Without going into a detailed explanation “why,” to find the left critical value, we reverse the sequence of degrees of freedom, i.e. F(dnf, ndf), and then take the reciprocal of this value. For example, the critical value with α= 0.05 with 10 numerator degrees of freedom and 8 denominator degrees of freedom is equal to the reciprocal of the critical value for α= 0.05 with 8 numerator degrees of freedom and 10 denominator degrees of freedom.

For a two-tailed test, we only use the right-tailed value of F based upon a probability of α/2 and then take its reciprocal.

Excel, depending upon the edition, has several F functions available. I’ll show you both Excel 2010 and Excel 2013. I think Excel 2007 is similar to 2010; I’m going to punt on older versions.

When we are trying to solve for critical values of F with Excel 2010, we use FINV. In Excel 2013, we use either F.INV.RT or F.INV. Note, Excel 2013 still has the FINV function but I suggest you use the newer functions as they have been refined and are a bit more accurate. (I’m assuming you know how to use functions in Excel, but if you don’t there are a number of good tutorials online – just google “how to use Excel functions.”).

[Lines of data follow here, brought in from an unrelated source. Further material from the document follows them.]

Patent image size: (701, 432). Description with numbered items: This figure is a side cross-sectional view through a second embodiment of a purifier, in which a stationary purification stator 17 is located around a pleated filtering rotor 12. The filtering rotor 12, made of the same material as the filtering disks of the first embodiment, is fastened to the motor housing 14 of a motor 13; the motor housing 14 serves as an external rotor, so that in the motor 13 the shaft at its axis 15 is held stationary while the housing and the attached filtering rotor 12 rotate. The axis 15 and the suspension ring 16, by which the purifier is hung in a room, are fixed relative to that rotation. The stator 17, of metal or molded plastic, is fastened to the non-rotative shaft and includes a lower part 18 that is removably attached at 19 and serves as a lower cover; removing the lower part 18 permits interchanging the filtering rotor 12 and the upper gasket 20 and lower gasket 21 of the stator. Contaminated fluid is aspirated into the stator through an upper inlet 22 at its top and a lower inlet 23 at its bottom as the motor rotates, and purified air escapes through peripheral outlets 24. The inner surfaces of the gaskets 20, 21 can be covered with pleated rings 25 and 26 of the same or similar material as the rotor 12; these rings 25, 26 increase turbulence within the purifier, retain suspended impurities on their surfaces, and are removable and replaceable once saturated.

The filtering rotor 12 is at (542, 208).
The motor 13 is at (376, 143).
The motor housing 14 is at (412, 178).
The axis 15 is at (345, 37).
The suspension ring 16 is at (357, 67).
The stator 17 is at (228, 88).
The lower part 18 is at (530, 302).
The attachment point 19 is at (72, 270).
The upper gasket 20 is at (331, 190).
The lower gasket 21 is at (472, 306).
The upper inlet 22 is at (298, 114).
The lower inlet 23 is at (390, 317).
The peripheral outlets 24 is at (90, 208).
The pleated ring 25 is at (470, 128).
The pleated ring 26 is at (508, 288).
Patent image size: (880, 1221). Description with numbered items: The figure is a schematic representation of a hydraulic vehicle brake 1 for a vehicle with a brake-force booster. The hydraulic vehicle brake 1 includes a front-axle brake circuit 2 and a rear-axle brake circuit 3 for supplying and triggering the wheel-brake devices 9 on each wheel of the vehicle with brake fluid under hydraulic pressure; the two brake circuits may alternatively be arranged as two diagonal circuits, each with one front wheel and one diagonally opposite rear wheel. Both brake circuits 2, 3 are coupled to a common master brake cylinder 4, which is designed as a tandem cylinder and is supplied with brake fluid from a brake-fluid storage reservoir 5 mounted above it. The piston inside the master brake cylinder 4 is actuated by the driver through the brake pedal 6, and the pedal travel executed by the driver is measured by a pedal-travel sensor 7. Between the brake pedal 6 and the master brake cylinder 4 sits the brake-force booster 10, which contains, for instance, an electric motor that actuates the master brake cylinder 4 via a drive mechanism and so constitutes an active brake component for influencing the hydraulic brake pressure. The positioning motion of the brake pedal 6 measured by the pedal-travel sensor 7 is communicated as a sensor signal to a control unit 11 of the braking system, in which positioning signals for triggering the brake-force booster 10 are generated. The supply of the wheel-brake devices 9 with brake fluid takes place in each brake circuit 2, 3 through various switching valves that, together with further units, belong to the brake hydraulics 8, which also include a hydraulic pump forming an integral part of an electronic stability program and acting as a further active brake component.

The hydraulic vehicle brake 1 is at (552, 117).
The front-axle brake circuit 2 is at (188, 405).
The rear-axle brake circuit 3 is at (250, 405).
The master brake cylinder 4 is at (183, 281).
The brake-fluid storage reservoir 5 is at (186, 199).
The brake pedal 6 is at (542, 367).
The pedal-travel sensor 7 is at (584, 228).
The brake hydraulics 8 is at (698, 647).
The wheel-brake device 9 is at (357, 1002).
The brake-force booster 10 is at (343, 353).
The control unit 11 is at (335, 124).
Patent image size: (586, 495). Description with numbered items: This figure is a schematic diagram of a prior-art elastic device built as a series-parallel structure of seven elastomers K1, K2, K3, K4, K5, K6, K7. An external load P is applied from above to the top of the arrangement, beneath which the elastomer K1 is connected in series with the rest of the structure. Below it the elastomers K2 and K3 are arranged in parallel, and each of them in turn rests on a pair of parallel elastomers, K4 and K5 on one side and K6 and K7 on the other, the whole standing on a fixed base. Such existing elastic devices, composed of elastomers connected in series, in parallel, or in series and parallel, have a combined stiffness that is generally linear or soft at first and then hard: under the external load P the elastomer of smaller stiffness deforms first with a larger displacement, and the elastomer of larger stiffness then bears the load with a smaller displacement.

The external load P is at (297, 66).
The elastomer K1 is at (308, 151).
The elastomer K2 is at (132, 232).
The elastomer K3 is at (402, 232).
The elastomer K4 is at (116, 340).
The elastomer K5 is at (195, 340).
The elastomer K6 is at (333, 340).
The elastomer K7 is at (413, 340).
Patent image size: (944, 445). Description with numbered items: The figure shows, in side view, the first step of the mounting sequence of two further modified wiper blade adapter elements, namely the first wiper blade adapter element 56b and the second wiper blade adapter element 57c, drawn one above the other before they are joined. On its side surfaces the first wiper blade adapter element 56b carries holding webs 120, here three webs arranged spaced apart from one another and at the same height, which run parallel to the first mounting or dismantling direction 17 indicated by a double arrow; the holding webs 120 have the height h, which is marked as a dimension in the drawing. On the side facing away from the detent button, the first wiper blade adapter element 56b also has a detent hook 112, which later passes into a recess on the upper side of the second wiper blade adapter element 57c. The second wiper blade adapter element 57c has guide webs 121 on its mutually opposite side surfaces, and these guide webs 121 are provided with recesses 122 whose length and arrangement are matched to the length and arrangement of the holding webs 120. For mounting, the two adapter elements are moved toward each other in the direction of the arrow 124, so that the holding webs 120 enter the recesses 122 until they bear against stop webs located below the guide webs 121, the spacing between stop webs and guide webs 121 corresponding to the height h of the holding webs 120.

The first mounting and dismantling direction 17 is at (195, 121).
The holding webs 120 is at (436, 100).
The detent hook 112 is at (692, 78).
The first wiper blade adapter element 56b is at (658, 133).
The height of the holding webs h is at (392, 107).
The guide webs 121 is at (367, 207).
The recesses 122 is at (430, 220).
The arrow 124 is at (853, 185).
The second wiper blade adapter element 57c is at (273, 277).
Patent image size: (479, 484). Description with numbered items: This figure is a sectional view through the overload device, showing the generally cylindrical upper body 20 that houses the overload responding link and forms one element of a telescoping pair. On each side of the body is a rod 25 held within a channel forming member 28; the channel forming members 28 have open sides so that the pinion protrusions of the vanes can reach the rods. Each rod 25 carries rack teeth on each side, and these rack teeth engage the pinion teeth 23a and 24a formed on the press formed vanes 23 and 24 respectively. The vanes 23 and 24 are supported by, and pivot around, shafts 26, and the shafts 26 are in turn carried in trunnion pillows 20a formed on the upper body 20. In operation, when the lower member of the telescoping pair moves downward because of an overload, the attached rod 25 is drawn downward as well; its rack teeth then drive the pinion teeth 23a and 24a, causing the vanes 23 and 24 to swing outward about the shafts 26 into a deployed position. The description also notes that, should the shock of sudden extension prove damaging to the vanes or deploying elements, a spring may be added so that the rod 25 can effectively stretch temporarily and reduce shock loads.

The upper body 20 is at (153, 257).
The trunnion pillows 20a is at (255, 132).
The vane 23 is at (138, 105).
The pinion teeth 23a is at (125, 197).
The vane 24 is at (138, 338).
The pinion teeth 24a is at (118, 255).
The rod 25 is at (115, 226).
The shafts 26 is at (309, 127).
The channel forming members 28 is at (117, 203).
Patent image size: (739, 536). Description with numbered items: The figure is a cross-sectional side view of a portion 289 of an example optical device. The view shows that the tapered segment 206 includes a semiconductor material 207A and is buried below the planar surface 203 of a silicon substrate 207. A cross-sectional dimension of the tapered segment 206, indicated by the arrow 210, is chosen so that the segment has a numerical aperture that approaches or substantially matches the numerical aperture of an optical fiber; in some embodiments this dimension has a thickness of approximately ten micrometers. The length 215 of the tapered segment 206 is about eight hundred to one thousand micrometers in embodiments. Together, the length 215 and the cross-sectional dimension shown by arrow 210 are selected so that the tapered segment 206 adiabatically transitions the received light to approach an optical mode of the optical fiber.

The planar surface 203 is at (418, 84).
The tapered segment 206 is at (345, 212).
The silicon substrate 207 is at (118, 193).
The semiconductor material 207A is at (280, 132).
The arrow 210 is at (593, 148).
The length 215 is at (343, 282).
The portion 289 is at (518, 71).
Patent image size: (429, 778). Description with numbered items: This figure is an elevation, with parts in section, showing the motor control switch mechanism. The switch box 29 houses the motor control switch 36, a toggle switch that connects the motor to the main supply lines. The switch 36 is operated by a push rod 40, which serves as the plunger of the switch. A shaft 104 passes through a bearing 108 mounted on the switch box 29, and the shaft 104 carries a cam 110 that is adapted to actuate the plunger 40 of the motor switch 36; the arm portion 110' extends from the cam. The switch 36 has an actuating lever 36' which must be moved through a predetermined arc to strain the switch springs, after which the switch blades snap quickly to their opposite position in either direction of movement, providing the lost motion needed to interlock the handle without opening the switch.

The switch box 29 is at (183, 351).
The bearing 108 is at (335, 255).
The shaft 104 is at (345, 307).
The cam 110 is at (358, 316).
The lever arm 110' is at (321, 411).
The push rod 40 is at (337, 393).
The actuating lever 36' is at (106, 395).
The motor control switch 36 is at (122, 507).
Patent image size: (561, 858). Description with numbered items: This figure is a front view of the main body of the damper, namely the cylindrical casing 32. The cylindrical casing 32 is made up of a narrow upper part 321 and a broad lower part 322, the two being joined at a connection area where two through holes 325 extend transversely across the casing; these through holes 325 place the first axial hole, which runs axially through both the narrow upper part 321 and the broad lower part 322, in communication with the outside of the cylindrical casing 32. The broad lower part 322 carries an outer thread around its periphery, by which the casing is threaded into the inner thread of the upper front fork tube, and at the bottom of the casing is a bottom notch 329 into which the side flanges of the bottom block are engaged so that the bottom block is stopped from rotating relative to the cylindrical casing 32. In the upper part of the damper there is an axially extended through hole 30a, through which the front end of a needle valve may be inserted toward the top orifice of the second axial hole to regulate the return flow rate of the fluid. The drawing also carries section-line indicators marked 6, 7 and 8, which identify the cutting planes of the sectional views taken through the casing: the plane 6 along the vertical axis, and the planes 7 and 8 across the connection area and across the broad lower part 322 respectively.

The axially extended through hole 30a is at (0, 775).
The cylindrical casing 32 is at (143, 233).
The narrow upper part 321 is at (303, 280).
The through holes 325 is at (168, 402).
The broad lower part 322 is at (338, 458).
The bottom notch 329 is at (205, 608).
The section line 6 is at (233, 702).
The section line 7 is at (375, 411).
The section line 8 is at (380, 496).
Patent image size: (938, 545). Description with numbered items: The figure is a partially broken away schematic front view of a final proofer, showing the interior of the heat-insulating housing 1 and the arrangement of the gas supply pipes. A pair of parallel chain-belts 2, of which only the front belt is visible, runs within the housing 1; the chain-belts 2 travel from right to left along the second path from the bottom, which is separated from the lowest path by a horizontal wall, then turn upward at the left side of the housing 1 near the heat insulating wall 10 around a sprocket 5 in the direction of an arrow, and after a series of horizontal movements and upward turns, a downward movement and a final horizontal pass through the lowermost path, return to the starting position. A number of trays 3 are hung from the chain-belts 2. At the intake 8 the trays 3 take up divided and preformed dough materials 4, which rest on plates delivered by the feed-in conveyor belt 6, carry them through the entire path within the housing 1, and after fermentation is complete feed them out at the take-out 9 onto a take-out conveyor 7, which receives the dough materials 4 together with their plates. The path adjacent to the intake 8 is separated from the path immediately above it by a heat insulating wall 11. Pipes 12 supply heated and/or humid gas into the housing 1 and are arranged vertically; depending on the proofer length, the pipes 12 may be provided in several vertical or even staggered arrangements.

Our basic right-tailed test uses F.INV.RT or FINV. Both have similar arguments: (p, v1, v2) where p is your alpha, v1 and v2 are the numerator and denominator degrees of freedom respectively.

For a left-tailed test, we use the same functions but the arguments are (p, v2, v1) and we then take the reciprocal of the value returned by the functions.

For a two-tailed test in Excel 2013, we use the F.INV function; in Excel 2010, we still but use the FINV function. In both cases, the arguments are (p, v1, v2) but this time p = α/2.

Find p given a value for F

One neat advantage to using Excel for F-tests, we can solve for any value of p if we are given a value of F. However, for homework and test purposes, I suggest you use this “technology” from Daniel Soper’s great website here. It’s a lot quicker. Thanks Dr. Soper!